In vielen muslimischen Ländern hoffen Christen vergeblich auf den
Schutz durch staatliche Stellen. In Nigeria, Somalia, auch im Iran gilt
es nicht mal als Kavaliersdelikt, einen Christen zu erschießen,
erdolchen oder erschlagen. Handelt es sich um einen konvertierten
Muslim, gilt es oft geradezu als Pflicht. Abfall vom Glauben an
Allah ist vielerorts ein Kapitalverbrechen. Auch in der Türkei ist es
nach aller Erfahrung offenbar nicht schwer, nach Morden an Christen
einfach unbehelligt abzutauchen, selbst dort werden Christengemeinden
nicht als Körperschaften anerkannt, selbst dort dürfen sie keine
Priester ausbilden.
Selbst in dem so unkomplizierten und angelich liberalen Indonesien
werden Gemeinden mancherorts aufgefordert, ihre Kirchen wieder
einzureißen. Auf den östlichen Außeninseln des Staates waren erst vor
einem Jahrzehnt die Christen mehrere Jahre lang regelrechten Pogromen
ausgesetzt, starben viele Hundert von ihnen. In Ägypten gelten die
christlichen Kopten für viele als Freiwild. Irak, Iran, Afghanistan,
Pakistan, überall dort, wo man jetzt wegen der Beleidigung durch einen
einzelnen Menschen mit Mordaufrufen massenhaft durch die Straßen zieht,
sind sich ansässige Christen seit vielen Jahren ihres Lebens nicht mehr
sicher.
Der große Unterschied: Während die Beleidigung durch den Film auf
einen einzelnen Menschen zurückgeht, dessen Identität nicht mal
hundertprozentig klar ist, wird die Christenverfolgung unserer Tage
vielfach staatlich geduldet wenn nicht organisiert. Und: Wer einmal auch
nur mit dem Gedanken gespielt hat, in Saudi Arabien oder im Norden
Nigerias eine christliche Kirche zu errichten, wird manchen Streit
hierzulande um die Höhe von Minaretten und anderen Details beim Bau von
Moscheen mit ganz eigenen Augen sehen.
Man könnte in den Medien hierzulande natürlich auch diese
Angelegenheit einmal näher beleuchten. Doch natürlich, das wäre
absehbar, fänden sich auch da genügend Gründe, die Schuld dafür auch bei
den Christen zu suchen. Ich würde mich nicht wundern, wenn Claus Kleber
dann genüsslich ein paar Epochen zurückspringt, und die
Christenmissionare des 19. Jahrhunderts für all das in die Verantwortung
nimmt. Er kann sich ja dann nochmal mit dem iranischen Präsidenten
darüber beraten.
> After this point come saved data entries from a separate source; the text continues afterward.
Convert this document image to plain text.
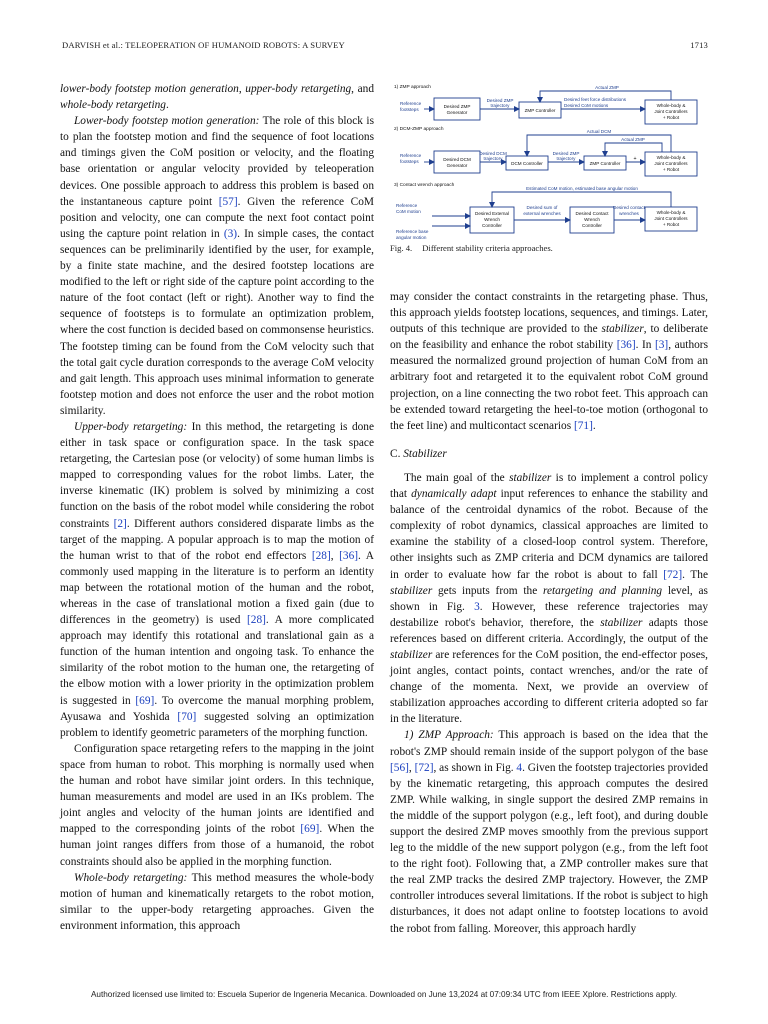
DARVISH et al.: TELEOPERATION OF HUMANOID ROBOTS: A SURVEY	1713

lower-body footstep motion generation, upper-body retargeting, and whole-body retargeting.

Lower-body footstep motion generation: The role of this block is to plan the footstep motion and find the sequence of foot locations and timings given the CoM position or velocity, and the floating base orientation or angular velocity provided by teleoperation devices. One possible approach to address this problem is based on the instantaneous capture point [57]. Given the reference CoM position and velocity, one can compute the next foot contact point using the capture point relation in (3). In simple cases, the contact sequences can be preliminarily identified by the user, for example, by a finite state machine, and the desired footstep locations are modified to the left or right side of the capture point according to the nature of the foot contact (left or right). Another way to find the sequence of footsteps is to formulate an optimization problem, where the cost function is decided based on commonsense heuristics. The footstep timing can be found from the CoM velocity such that the total gait cycle duration corresponds to the average CoM velocity and gait length. This approach uses minimal information to generate footstep motion and does not enforce the user and the robot motion similarity.

Upper-body retargeting: In this method, the retargeting is done either in task space or configuration space. In the task space retargeting, the Cartesian pose (or velocity) of some human limbs is mapped to corresponding values for the robot limbs. Later, the inverse kinematic (IK) problem is solved by minimizing a cost function on the basis of the robot model while considering the robot constraints [2]. Different authors considered disparate limbs as the target of the mapping. A popular approach is to map the motion of the human wrist to that of the robot end effectors [28], [36]. A commonly used mapping in the literature is to perform an identity map between the rotational motion of the human and the robot, whereas in the case of translational motion a fixed gain (due to differences in the geometry) is used [28]. A more complicated approach may identify this rotational and translational gain as a function of the human intention and ongoing task. To enhance the similarity of the robot motion to the human one, the retargeting of the elbow motion with a lower priority in the optimization problem is suggested in [69]. To overcome the manual morphing problem, Ayusawa and Yoshida [70] suggested solving an optimization problem to identify geometric parameters of the morphing function.

Configuration space retargeting refers to the mapping in the joint space from human to robot. This morphing is normally used when the human and robot have similar joint orders. In this technique, human measurements and model are used in an IKs problem. The joint angles and velocity of the human joints are identified and mapped to the corresponding joints of the robot [69]. When the human joint ranges differs from those of a humanoid, the robot constraints should also be applied in the morphing function.

Whole-body retargeting: This method measures the whole-body motion of human and kinematically retargets to the robot motion, similar to the upper-body retargeting approaches. Given the environment information, this approach

1) ZMP approach
Reference
footsteps
Desired ZMP
Generator
Desired ZMP
trajectory
ZMP Controller
Desired feet force distributions
Desired CoM motions	Whole-body &
Joint Controllers
+ Robot
Actual ZMP
2) DCM-ZMP approach
Reference
footsteps	Desired DCM
Generator
Desired DCM
trajectory
DCM Controller
Desired ZMP
trajectory
ZMP Controller
+	Whole-body &
Joint Controllers
+ Robot
Actual DCM
Actual ZMP
3) Contact wrench approach
Estimated CoM motion, estimated base angular motion
Reference
CoM motion
Reference base
angular motion
Desired External
Wrench
Controller
Desired sum of
external wrenches	Desired Contact
Wrench
Controller
Desired contact
wrenches	Whole-body &
Joint Controllers
+ Robot
Fig. 4. Different stability criteria approaches.

may consider the contact constraints in the retargeting phase. Thus, this approach yields footstep locations, sequences, and timings. Later, outputs of this technique are provided to the stabilizer, to deliberate on the feasibility and enhance the robot stability [36]. In [3], authors measured the normalized ground projection of human CoM from an arbitrary foot and retargeted it to the equivalent robot CoM ground projection, on a line connecting the two robot feet. This approach can be extended toward retargeting the heel-to-toe motion (orthogonal to the feet line) and multicontact scenarios [71].

C. Stabilizer

The main goal of the stabilizer is to implement a control policy that dynamically adapt input references to enhance the stability and balance of the centroidal dynamics of the robot. Because of the complexity of robot dynamics, classical approaches are limited to examine the stability of a closed-loop control system. Therefore, other insights such as ZMP criteria and DCM dynamics are tailored in order to evaluate how far the robot is about to fall [72]. The stabilizer gets inputs from the retargeting and planning level, as shown in Fig. 3. However, these reference trajectories may destabilize robot's behavior, therefore, the stabilizer adapts those references based on different criteria. Accordingly, the output of the stabilizer are references for the CoM position, the end-effector poses, joint angles, contact points, contact wrenches, and/or the rate of change of the momenta. Next, we provide an overview of stabilization approaches according to different criteria adopted so far in the literature.

1) ZMP Approach: This approach is based on the idea that the robot's ZMP should remain inside of the support polygon of the base [56], [72], as shown in Fig. 4. Given the footstep trajectories provided by the kinematic retargeting, this approach computes the desired ZMP. While walking, in single support the desired ZMP remains in the middle of the support polygon (e.g., left foot), and during double support the desired ZMP moves smoothly from the previous support leg to the middle of the new support polygon (e.g., from the left foot to the right foot). Following that, a ZMP controller makes sure that the real ZMP tracks the desired ZMP trajectory. However, the ZMP controller introduces several limitations. If the robot is subject to high disturbances, it does not adapt online to footstep locations to avoid the robot from falling. Moreover, this approach hardly

Authorized licensed use limited to: Escuela Superior de Ingeneria Mecanica. Downloaded on June 13,2024 at 07:09:34 UTC from IEEE Xplore. Restrictions apply.
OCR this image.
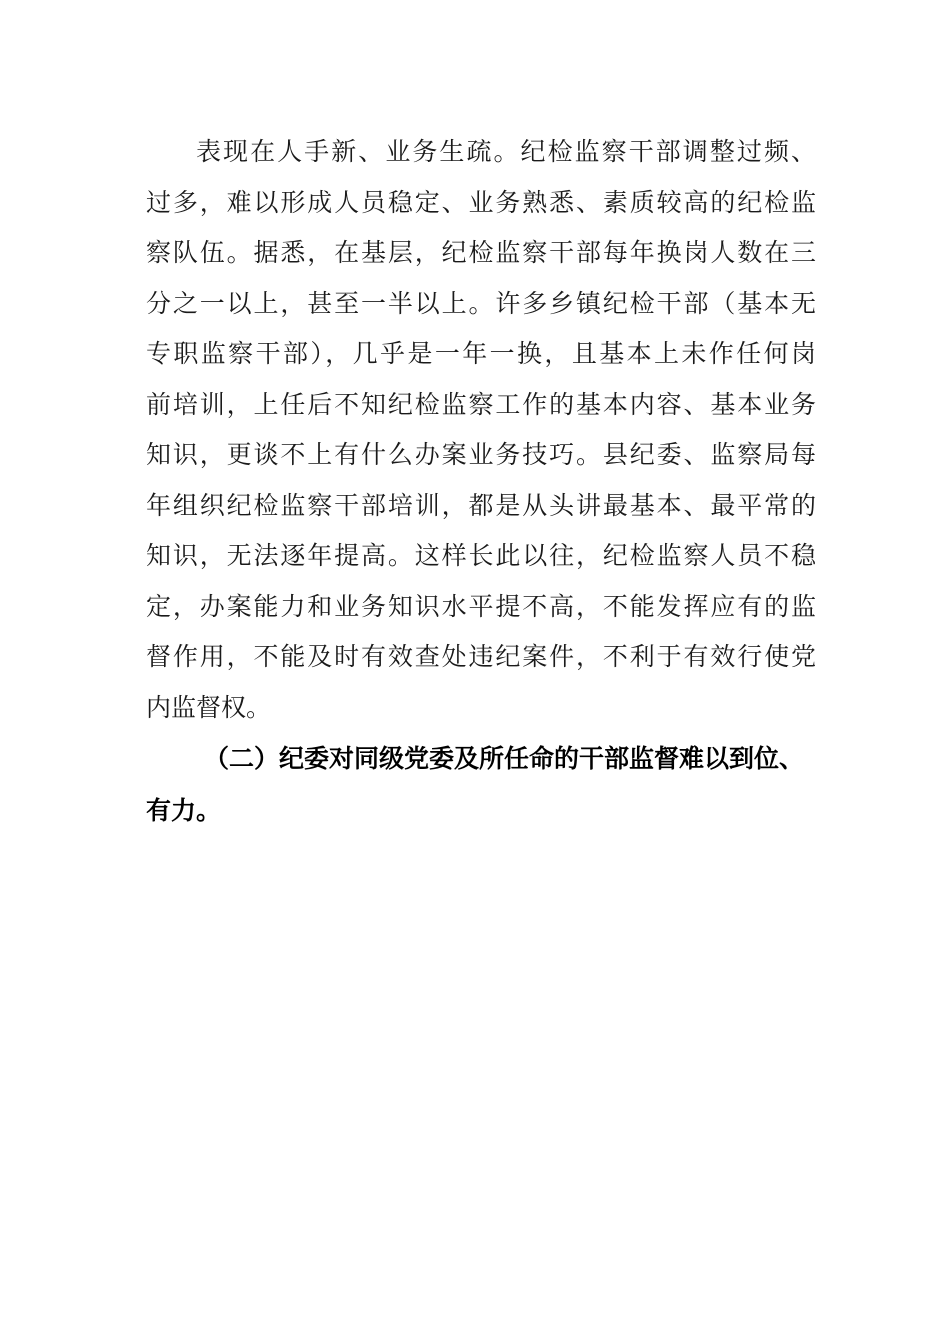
表现在人手新、业务生疏。纪检监察干部调整过频、
过多，难以形成人员稳定、业务熟悉、素质较高的纪检监
察队伍。据悉，在基层，纪检监察干部每年换岗人数在三
分之一以上，甚至一半以上。许多乡镇纪检干部（基本无
专职监察干部），几乎是一年一换，且基本上未作任何岗
前培训，上任后不知纪检监察工作的基本内容、基本业务
知识，更谈不上有什么办案业务技巧。县纪委、监察局每
年组织纪检监察干部培训，都是从头讲最基本、最平常的
知识，无法逐年提高。这样长此以往，纪检监察人员不稳
定，办案能力和业务知识水平提不高，不能发挥应有的监
督作用，不能及时有效查处违纪案件，不利于有效行使党
内监督权。
（二）纪委对同级党委及所任命的干部监督难以到位、
有力。
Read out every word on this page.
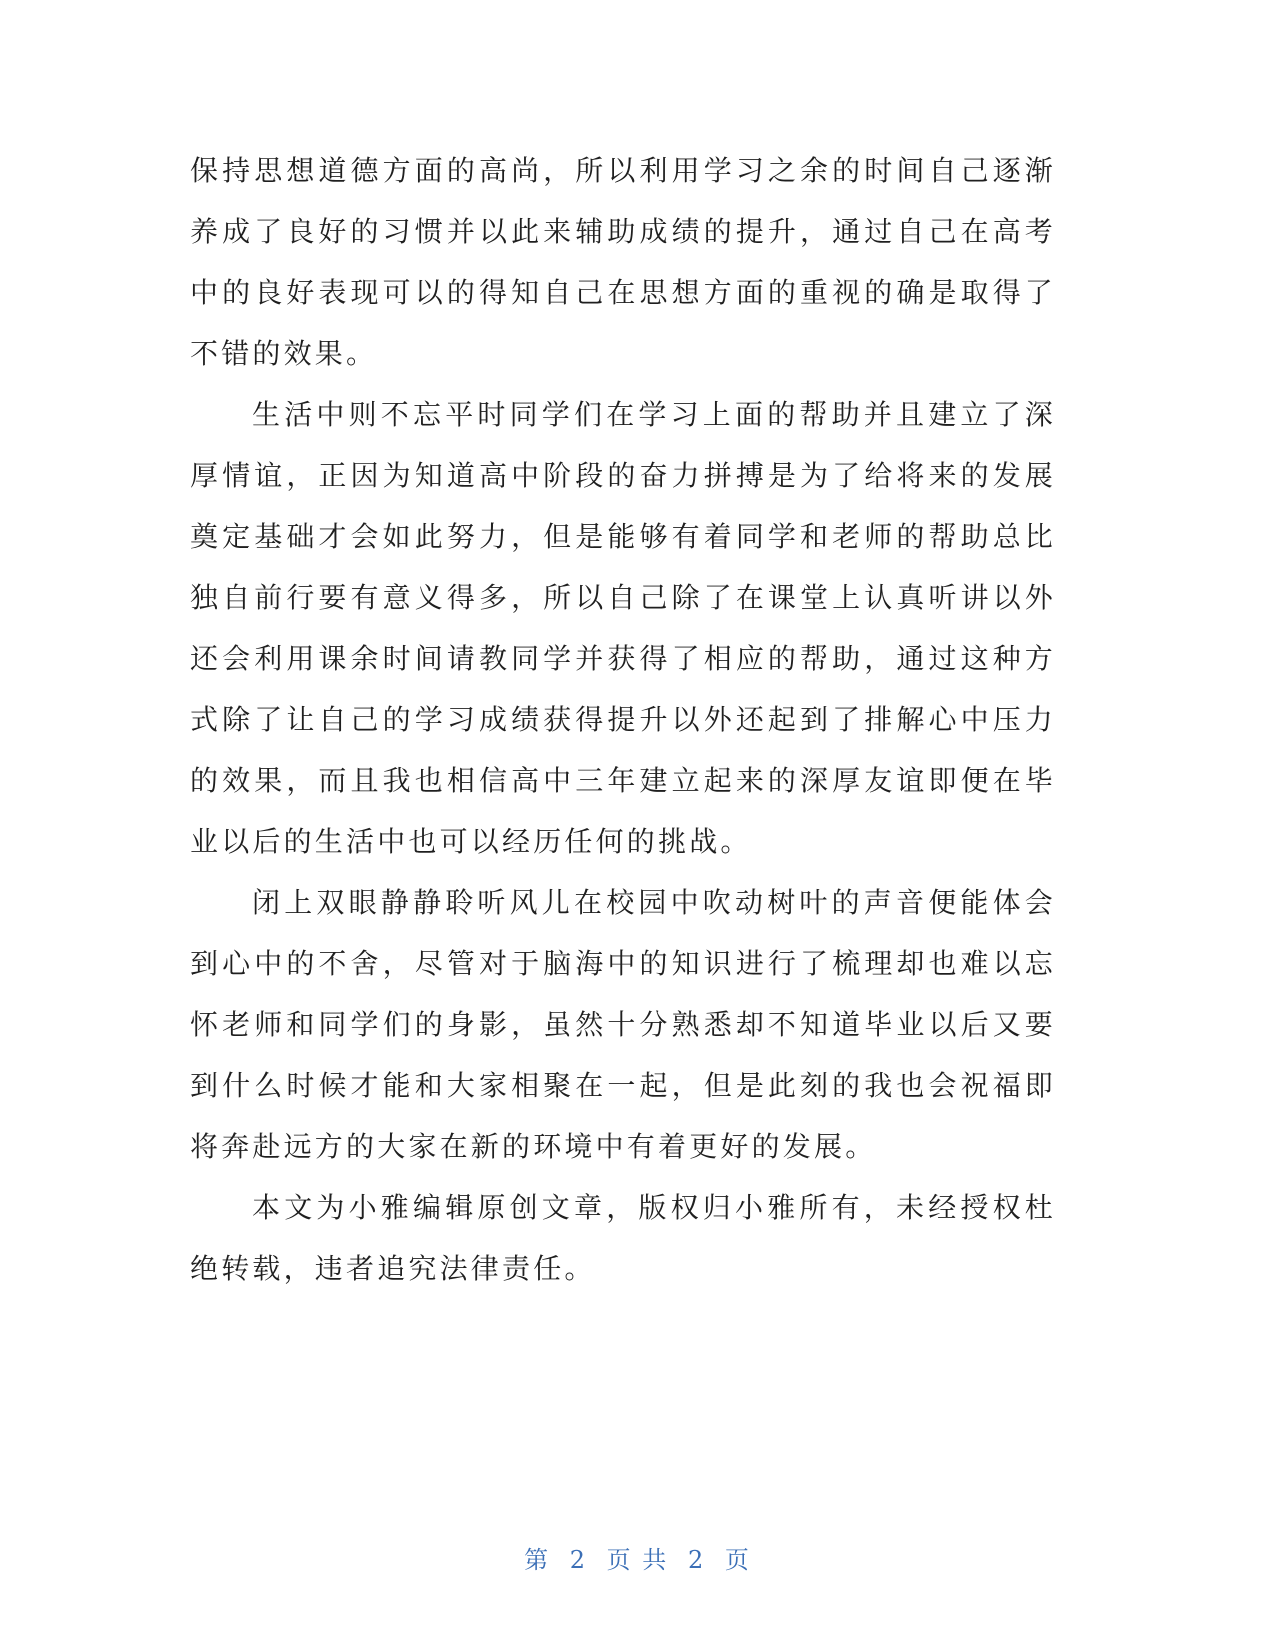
保持思想道德方面的高尚，所以利用学习之余的时间自己逐渐养成了良好的习惯并以此来辅助成绩的提升，通过自己在高考中的良好表现可以的得知自己在思想方面的重视的确是取得了不错的效果。

生活中则不忘平时同学们在学习上面的帮助并且建立了深厚情谊，正因为知道高中阶段的奋力拼搏是为了给将来的发展奠定基础才会如此努力，但是能够有着同学和老师的帮助总比独自前行要有意义得多，所以自己除了在课堂上认真听讲以外还会利用课余时间请教同学并获得了相应的帮助，通过这种方式除了让自己的学习成绩获得提升以外还起到了排解心中压力的效果，而且我也相信高中三年建立起来的深厚友谊即便在毕业以后的生活中也可以经历任何的挑战。

闭上双眼静静聆听风儿在校园中吹动树叶的声音便能体会到心中的不舍，尽管对于脑海中的知识进行了梳理却也难以忘怀老师和同学们的身影，虽然十分熟悉却不知道毕业以后又要到什么时候才能和大家相聚在一起，但是此刻的我也会祝福即将奔赴远方的大家在新的环境中有着更好的发展。

本文为小雅编辑原创文章，版权归小雅所有，未经授权杜绝转载，违者追究法律责任。

第 2 页 共 2 页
Den kennt er schon von seinem großartigen Interview im
Frühjahr, in dem Ahmadinedschad endlich einmal seine Meinung zur
Weltlage im ZDF unter die Leute bringen konnte, unbehelligt
von bohrenden Nachfragen des Interviewers Kleber.
Und überhaupt: Irgendwie ist Beleidigung schließlich ein anderes Kaliber von Verbrechen als Mord. Alles eine Frage der Ehre.